While Philby apologizes for slip of the tongue, I am not buying it. Neither is Sergei… Now, the Soviets have those pictures and, on top of that, know that Philby did not really want to come to the USSR. Is Kim Philby a true communist or just a posh British guy enjoying the adrenaline of being a double agent?
And what happened on the balcony?
The funny thing is that the balcony gives Nick Elliott a headache as well. Lily believes Elliott obtained some important piece of information from Philby. Maybe even an operation for Philby to run at the KGB. And when her superiors at the MI5 say there cannot be any such operation, Lily points out that Elliott may have even done it on his discretion without telling SIS.

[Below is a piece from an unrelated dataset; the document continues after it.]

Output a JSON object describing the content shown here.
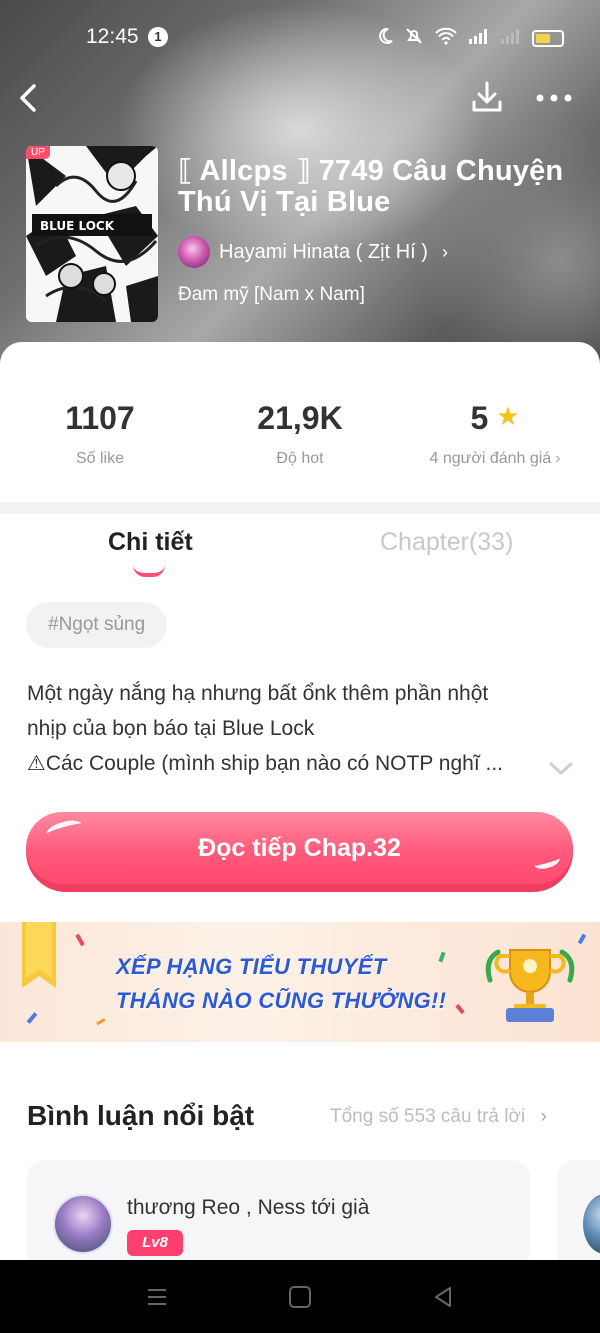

“Your typical SIS man, as we all know, concurrent with his upbringing, considers himself to be part of a secret, elite club, which, by design, has no rules. Because rules, by design, are strictly for commoners… like us here at MI5.”
Well, she has a point, doesn’t she?
The sharp contrast Lily Thomas draws between the two intelligence agencies is evident in the personal lives of Elliott and Thomas herself. The only thing the two may have in common is the kisses they get from their loving spouses. Otherwise, their lives cannot be more different. Elliott and his wife live in a beautiful house in the heart of Westminster. Their upper class taste is there in everything from their furniture to their clothes. They sit at premium seats at the theatre and eat at fancy restaurants. On the other hand, Lily and her immigrant husband, a doctor, live in a cramped house outside central London. Their working class background is there in what they wear and what they eat. I suspect they may have a tight budget, too, because otherwise why would Lily take the sugar cubes in the office home citing there is no time to go to the shops?
Elizabeth takes Nick to theatre because he needs a smile these days, but it is up for debate how successful their trip to theatre is. It turns out their driver is Elliott’s man who passes a note from Elliott’s asset in Russian embassy that “Philby is at a port in the Black Sea.” And as the show Morecambe and Wise starts, the couple laughs and laughs, but I believe Nick is seriously traumatized by the question Lily asked him earlier in the day.
“Do you think Philby was playing you from the very first moment you met?”
Magical realism kicks in as Elliott, who has been laughing hard at the show, all of a sudden, sees Philby on stage singing “Are You Lonesome Tonight?” for his bestie. He remembers the night he saw his friend escaping from Beirut. Does this mean Elliott let him go?
We all know less is always more with Damian. And, in the blink of an eye, the laughing man turns into a man in tears. Overwhelmed, Vulnerable. Was any of their friendship real? Lily Thomas has been able to get under Nick’s skin.
One thing that Elliott has not shared with anyone is that someone is having Elliott followed. A man follows him to a cemetery where Elliott hands a Russian newspaper to some man. This man then sits at a cafe, then goes into a church, and disappears before the tail can catch up with him.
Who is having Elliott followed?
The answer comes next morning from his man who played the role of the Russian in the cemetery: It is James Angleton, the chief of counter-intelligence at the CIA, who had Elliot’s house bugged and him followed.
It seems that when he realized something fishy was going on, Elliott ran a little operation himself (proving Lily Thomas right that he can do things on his discretion!) to understand who is following him.
It turns out that Angleton is operating out of a basement very close to Elliott’s house. Is he here in London to keep an eye on Elliott because he thinks, like the Russians, that Elliott and Philby could be partners in crime, or does he have an ulterior motive to be there?
As he sees two boys playing on the street, a repeating pattern in the series probably referring to Elliott and Philby as two boys playing spies, Elliott’s mind goes back to his conversation with Philby on the balcony in Beirut.
Philby: “You’re trying to get me killed?”
Elliott: “Now there’s a thought.”
Philby: “You don’t really mean that.”
Elliott: “Give me one good reason, why not, Kim? And it’d better be a fucking good one.”
Did Philby give Elliott a fucking good reason? This is the question!